她回头看了我一眼,由于精神高度集中,微微皱着眉头。“什么事?”

“该告诉我了。”我说。

“别胡说。”

“什么胡不胡说的,根本就没有胡说,而且这一切全都归功于我超强的脑力劳动。你不是说过要告诉我一些事吗?”

她瞥了丘特斯基一眼。他仍然带着墨镜,死死地盯着前方,所以我不知道他是否眨眼。“对了,”她说,“好吧,多克斯当兵时是在特种部队。”

“这我知道,他的个人档案里有记录。”

“兄弟,有一点你不知道,”凯尔说,仍然一动不动地盯着前方。“特种部队有黑暗的一面,而多克斯恰好属于那黑暗的一面。”他的脸上掠过一丝笑容,快得我以为自己看花了眼。“一旦加入了黑暗的那一面,你就一辈子永远别想回头。”

我望着丘特斯基,他仍然一动不动地坐在那里。我又望着德博拉,她耸了耸肩。“多克斯是个射手,”她说,“军方将他借用给了萨尔瓦多那些人,他便替那些家伙杀人。”

“有枪就能走天下。”丘特斯基说。

“这倒是很能说明他的个性,”我说,随即想到这也能说明很多其他的事,比如每当黑夜行者大声呼喊时,我都可以听到从多克斯的方向传来的回声。

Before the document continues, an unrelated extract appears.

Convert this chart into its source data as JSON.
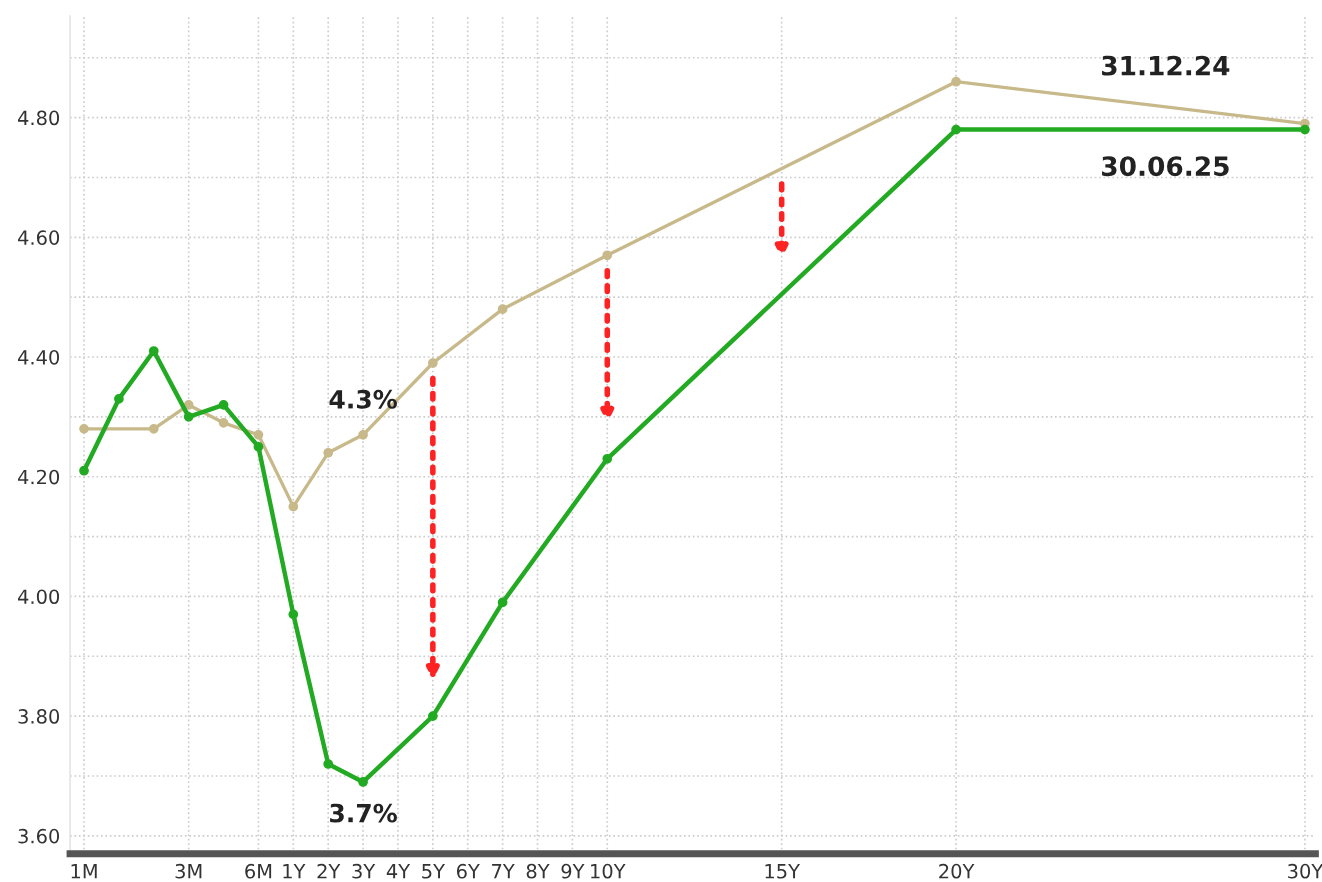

“你得理解当时的情况。”丘特斯基说。他一动不动地坐在那里,脸上也毫无表情,因而他的声音听起来让人毛骨悚然,仿佛那声音来自什么人装在他体内的一台收音机。“我们当时相信自己是在拯救整个世界。为美好的事业献身,也献出我们的希望,结果我们只是在出卖自己的灵魂。我,多克斯……”

“还有丹科大夫。”我说。

“还有丹科大夫。”丘特斯基叹息一声,终于动了一下,转过头来看了德博拉一眼,然后重新盯着前方。他摇摇头,由于他刚才一直静止不动,所以这小小的动作反而显得非常夸张且富有戏剧性,我差一点鼓起掌来。“丹科大夫最初也和我们其他人一样,是个理想主义者。他在医学院读书时发现自己身上缺了个零件,可以在人身上随心所欲地干任何事而不必感到内疚。没有任何感觉。你根本想象不到这种事多么罕见。”

“我相信一定是的。”我说,德博拉瞪了我一眼。

“丹科很爱国,”丘特斯基继续说道,“所以他也转向了黑暗面,目的很明确,要充分施展他的才华。结果,他的才华在萨尔瓦多……得到了充分的展示。他会接过我们带给他的人,然后——”他停下来,深吸一口气,再慢慢呼出来。“妈的,你看到他的杰作了。”

“非常独特,”我说,“很有创意。”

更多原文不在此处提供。